Porém, num comunicado, o partido quer conhecer em detalhe o desenho que está a definido pelo Governo. “É preciso que a base de incidência e o valor concreto da taxa garantam o seu efeito dissuasor”, alerta.
De uma forma geral, tanto o Bloco como o PCP aplaudem as medidas relacionadas com o fim da contratação a prazo para os desempregados de longa duração, jovens à procura do primeiro emprego e empresas em início de actividade, assim como a redução da duração máxima da contratação a termo de três para dois anos.
Ainda assim, ambos os partidos defendem que é preciso ir mais longe. “Estamos em absoluto desacordo com a decisão do Governo de manter a caducidade da contratação colectiva, de não repor o princípio do tratamento mais favorável ao trabalhador e de manter a existência de bancos de horas e de adaptabilidades dos horários de trabalho”, frisou a deputada Rita Rato, garantindo que o partido vai continuar a apresentar propostas para “revogar as normas mais gravosas” da legislação laboral e acusando o Governo de se aliar ao PSD e ao CDS nestas matérias.
Embora sublinhe que as propostas apresentadas na concertação social concretizam os compromissos assumidos no âmbito do grupo de trabalho sobre o combate à precariedade, o Bloco de Esquerda considera que elas “estão muito aquém do que seria necessário” para reequilibrar a legislação laboral no âmbito da contratação colectiva.

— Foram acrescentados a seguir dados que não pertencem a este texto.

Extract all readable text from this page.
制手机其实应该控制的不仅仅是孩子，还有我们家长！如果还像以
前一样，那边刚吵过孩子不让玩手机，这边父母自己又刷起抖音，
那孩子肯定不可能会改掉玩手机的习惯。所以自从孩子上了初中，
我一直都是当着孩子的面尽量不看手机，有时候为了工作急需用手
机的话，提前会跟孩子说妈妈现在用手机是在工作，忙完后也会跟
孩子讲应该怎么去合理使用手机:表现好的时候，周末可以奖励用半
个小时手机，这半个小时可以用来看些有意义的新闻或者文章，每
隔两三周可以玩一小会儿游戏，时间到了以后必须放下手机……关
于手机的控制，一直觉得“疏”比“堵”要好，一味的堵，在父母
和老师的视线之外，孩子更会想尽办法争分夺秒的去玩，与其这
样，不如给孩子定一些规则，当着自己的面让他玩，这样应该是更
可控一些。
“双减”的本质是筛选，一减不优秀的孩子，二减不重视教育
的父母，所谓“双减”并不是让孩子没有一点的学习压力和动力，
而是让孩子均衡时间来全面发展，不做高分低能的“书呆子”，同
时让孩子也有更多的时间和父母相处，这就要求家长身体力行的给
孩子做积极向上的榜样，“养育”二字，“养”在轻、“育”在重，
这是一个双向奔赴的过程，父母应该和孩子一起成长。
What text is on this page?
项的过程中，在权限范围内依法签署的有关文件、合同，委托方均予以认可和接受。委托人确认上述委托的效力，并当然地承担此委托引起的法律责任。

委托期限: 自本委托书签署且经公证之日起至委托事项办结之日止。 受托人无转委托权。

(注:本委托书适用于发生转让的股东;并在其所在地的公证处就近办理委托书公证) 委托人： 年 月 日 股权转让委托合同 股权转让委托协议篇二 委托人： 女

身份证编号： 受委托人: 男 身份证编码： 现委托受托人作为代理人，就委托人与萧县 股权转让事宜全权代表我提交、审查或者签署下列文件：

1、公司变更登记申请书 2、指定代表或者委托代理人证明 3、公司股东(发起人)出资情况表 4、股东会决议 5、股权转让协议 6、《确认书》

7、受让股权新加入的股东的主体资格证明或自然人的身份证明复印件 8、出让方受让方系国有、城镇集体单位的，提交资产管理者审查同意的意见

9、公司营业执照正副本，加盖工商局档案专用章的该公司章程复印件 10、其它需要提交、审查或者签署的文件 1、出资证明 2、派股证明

No final da reunião da concertação social, o ministro do Trabalho defendeu as propostas que apresentou, mostrando abertura para ouvir as preocupações dos parceiros. "Procurámos construir um conjunto sólido de medidas para atacar dois problemas sérios da nossa economia. Um deles é o excessivo peso da precariedade, é do dia-a-dia das famílias portuguesas o conhecimento da percentagem enorme, particularmente de jovens que saltam de de empregos precários em empregos precários”, exemplificou.
À saída do encontro, o líder da confederação da indústria (CIP), António Saraiva, não escondia o seu desagrado e, de caminho, dava como certas as dificuldades do Governo no Parlamento.
O pacote laboral, afirmou, não agrada nem a gregos nem a troianos e "vem ao arrepio” do desenvolvimento económico e das empresas. “Temos outros desafios pela frente, estes não são prioritários. Se é para agradar à esquerda parlamentar que suporta o Governo não sei, sei é que a CGTP se manifestou contra o que está aqui contido, e pelo respeito que sei que o Partido Comunista tem pela opinião da CGTP, isto nem agradará certamente ao PCP”, acrescentou.
De uma forma geral, os patrões consideram a proposta laboral “extemporânea” num momento em que a economia está a crescer e em que a taxa de desemprego está em níveis mínimos, rementendo comentários sobre as medidas em conreto para mais tarde. Ainda assim, João Vieira Lopes, presidente da Confederação do Comércio (CCP), não tem dúvidas que as medidas “vão complicar a vida às empresas” e desafia o Governo a apresentar outras que a facilitem na área fiscal, formação e da energia. Só assim estão disponíveis para negociar um pacote laboral.
Do lado sindical o tom é de crítica, porque o Governo não resolve os problemas da contratação colectiva, um tema caro à CGTP e à UGT. As alterações são “pouca coisa”, disse Sérgio Monte, dirigente da UGT.
O líder da CGTP, Arménio Carlos, acusou o Governo de estar "condicionado quer com a pressão dos partidos da direita" e dos patrões, acrescentando que a taxa de rotatividade não resolve o problema da precariedade e que as empresas poderão fazer repercutir o seu efeito no salário oferecido ao trabalhador. “Quando eu era pequenino, ouvia dizer que no período da Páscoa não se podia comer carne, mas se pagássemos a bula já podíamos comer. Ou seja, as empresas podem continuar a contratar trabalhador com vínculos precários, mas se pagarem a taxa já não há problema”, ironizou.